A.W.: I grew up on Chicago’s South Side and crossed town every day to go to school. Chicago segregation, coupled with the city’s grid, is perfect for systemic oppression because it sets boundaries, and then we mentally reinforce them. I was hyperaware of color all the time, as in race, thinking, “That’s a Mexican neighborhood.” “Chinese people are there.” “White folks do this.” Things like that. And I’ve loved [chromatic] color since birth. Then I learned about color in an academic setting.
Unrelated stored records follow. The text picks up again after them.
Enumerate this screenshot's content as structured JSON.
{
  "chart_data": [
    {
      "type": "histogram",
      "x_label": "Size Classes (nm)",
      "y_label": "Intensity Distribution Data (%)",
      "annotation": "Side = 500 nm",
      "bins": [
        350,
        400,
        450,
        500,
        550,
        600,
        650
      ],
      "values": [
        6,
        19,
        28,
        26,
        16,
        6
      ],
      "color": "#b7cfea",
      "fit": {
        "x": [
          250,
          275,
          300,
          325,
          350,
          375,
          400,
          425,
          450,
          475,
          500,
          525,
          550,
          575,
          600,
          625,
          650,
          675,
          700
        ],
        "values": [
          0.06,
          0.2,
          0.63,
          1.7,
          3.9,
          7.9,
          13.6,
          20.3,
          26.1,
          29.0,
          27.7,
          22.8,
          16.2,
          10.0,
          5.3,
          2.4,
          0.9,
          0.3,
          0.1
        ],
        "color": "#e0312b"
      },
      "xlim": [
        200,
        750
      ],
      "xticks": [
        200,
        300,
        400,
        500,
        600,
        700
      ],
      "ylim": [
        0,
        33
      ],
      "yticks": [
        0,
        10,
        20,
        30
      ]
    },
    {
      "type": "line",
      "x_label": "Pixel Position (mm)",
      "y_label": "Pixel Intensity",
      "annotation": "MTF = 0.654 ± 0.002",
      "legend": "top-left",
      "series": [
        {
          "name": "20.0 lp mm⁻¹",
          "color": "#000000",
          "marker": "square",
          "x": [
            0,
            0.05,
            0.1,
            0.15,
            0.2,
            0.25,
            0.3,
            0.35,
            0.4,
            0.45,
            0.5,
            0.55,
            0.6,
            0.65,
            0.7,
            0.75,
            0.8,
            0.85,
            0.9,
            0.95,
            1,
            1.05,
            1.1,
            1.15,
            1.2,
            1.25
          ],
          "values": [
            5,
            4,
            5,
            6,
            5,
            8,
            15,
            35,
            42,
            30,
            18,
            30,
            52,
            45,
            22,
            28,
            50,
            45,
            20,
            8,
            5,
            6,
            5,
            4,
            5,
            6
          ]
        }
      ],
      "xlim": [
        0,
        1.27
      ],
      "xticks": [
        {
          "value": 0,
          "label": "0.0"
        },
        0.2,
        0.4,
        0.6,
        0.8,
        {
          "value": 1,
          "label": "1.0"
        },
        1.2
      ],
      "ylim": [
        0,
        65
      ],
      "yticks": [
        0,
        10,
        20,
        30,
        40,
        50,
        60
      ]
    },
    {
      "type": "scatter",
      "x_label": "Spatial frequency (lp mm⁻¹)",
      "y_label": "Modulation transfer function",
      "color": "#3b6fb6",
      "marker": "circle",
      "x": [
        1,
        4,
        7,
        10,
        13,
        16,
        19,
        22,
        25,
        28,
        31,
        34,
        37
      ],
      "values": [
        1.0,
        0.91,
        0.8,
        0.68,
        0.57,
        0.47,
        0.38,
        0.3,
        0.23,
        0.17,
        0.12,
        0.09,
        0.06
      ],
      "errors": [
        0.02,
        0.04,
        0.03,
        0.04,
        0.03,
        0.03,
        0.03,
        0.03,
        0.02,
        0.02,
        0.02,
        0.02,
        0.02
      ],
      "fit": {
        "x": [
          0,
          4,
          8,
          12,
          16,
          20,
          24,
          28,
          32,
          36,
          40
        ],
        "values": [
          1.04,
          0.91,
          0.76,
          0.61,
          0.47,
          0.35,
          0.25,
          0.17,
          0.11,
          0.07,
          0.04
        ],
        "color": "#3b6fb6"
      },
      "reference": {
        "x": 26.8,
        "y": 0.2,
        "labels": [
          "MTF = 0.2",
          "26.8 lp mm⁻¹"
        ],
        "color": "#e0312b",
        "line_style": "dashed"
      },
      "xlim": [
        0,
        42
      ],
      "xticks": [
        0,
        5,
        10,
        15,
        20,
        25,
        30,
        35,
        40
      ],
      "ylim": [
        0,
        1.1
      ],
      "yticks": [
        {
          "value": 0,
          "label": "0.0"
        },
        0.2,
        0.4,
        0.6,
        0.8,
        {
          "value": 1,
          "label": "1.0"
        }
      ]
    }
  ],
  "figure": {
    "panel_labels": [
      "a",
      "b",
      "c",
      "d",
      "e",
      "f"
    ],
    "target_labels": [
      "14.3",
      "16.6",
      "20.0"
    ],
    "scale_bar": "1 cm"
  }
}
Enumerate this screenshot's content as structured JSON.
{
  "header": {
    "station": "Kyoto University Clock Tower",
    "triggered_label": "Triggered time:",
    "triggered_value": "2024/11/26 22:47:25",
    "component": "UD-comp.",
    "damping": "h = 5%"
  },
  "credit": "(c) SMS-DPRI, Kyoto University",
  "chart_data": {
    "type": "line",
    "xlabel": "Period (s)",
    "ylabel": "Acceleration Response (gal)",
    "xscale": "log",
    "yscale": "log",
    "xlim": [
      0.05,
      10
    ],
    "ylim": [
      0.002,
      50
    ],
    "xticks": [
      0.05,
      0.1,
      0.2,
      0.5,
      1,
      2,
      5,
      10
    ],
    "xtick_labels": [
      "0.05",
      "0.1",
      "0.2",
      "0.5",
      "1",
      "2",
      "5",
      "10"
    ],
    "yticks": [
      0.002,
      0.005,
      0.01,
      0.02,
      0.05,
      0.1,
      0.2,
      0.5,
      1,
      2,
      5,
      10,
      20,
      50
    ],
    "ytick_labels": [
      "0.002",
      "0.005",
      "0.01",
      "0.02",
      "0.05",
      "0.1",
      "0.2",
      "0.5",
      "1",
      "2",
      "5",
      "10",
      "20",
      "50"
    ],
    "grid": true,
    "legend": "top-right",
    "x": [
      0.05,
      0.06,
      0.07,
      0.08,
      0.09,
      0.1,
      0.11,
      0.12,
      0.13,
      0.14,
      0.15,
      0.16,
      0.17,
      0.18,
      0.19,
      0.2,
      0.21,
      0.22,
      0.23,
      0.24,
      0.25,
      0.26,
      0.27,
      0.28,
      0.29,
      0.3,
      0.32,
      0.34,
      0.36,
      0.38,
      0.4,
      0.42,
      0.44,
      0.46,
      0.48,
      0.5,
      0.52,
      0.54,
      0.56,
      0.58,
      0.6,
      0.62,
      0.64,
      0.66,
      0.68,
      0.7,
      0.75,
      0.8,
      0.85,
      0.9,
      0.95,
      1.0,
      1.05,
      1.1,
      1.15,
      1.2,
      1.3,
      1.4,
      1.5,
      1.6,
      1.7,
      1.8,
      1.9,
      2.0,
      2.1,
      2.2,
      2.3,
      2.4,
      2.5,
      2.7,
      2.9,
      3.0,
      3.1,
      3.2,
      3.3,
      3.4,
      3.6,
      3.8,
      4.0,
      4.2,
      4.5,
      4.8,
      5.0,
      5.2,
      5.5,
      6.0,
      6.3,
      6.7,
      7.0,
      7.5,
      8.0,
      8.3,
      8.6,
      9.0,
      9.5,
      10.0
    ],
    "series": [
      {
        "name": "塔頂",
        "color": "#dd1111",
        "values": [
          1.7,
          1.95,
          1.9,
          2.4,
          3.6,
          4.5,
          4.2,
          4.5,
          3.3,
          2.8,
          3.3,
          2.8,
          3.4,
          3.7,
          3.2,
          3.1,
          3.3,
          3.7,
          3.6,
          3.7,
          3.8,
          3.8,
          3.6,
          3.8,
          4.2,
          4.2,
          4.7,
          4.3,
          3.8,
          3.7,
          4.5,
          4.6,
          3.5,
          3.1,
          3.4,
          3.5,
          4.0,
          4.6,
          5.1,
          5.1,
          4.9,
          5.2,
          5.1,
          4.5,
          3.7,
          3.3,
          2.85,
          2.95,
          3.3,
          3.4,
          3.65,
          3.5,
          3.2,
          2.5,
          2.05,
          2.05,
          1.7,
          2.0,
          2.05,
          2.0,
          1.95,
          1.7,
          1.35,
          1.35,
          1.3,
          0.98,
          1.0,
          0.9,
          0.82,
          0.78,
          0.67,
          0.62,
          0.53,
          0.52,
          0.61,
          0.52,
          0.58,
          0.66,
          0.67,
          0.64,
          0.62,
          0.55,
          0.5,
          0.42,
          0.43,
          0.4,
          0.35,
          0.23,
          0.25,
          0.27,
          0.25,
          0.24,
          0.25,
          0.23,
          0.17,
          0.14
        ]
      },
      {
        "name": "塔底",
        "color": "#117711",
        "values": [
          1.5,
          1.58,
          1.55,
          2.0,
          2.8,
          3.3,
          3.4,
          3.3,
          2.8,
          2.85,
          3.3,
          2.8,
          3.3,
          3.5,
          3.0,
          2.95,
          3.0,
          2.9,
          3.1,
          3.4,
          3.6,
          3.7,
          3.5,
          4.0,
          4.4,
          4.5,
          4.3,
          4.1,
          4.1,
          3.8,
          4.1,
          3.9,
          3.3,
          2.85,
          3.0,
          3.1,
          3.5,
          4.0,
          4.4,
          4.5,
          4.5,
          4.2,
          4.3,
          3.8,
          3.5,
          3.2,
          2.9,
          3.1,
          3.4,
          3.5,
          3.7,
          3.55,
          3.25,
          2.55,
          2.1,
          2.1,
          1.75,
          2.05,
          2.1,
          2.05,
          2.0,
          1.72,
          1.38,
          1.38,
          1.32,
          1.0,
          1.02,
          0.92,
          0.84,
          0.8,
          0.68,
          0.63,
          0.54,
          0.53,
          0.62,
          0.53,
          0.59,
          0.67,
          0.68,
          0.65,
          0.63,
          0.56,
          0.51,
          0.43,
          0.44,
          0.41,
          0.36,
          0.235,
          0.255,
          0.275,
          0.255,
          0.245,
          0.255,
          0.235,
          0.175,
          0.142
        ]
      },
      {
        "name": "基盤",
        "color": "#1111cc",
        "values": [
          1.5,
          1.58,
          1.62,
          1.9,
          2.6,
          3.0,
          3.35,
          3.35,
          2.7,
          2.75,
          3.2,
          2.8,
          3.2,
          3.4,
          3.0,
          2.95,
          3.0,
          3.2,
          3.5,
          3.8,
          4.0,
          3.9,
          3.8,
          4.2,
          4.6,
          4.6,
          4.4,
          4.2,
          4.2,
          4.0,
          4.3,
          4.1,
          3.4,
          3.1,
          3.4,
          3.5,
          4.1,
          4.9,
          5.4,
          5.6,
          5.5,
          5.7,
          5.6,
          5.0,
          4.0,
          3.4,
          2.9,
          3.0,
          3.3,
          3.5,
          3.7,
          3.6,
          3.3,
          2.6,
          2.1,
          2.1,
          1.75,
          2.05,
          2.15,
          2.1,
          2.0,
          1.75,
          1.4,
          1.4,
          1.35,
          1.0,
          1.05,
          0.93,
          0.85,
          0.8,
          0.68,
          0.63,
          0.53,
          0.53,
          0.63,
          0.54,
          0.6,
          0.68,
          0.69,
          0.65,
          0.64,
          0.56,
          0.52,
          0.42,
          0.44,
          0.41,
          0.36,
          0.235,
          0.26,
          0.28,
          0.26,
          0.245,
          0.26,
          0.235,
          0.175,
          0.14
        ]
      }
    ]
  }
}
One summer, while [I was] teaching color theory, a friend joked, “They pay you money to teach people what? Red and blue is green?” I said, “No, color theory is a whole science.” She said, “You know colored theory.” We laughed and I left it alone. A week or two later, I thought, “I do know colored theory.” I spent another few years making sense of it. It seemed so juicy. I started to think, “What things make you think of the color first?” There’s a story I told in the TED Talk: I met a gentleman who grew up near the “Crown Royal Bag” house. He thought the purple house meant Prince was coming. Even after I told him about my art, he said, “You wait and see. Prince might show up and perform right here.” Suddenly, he had hope for that vacant lot, in a way that maybe he didn’t before. To me, that was success.

J.K.: It was brilliant.

A.W.: At first, I wasn’t as familiar with your work, but when I started to look into it, I was like, “How could I have missed all of this? These are the exact same things I’m thinking and talking about.” I’m excited about how we translate these thoughts across mediums — theater, performance, music, architecture, sculpture, writing.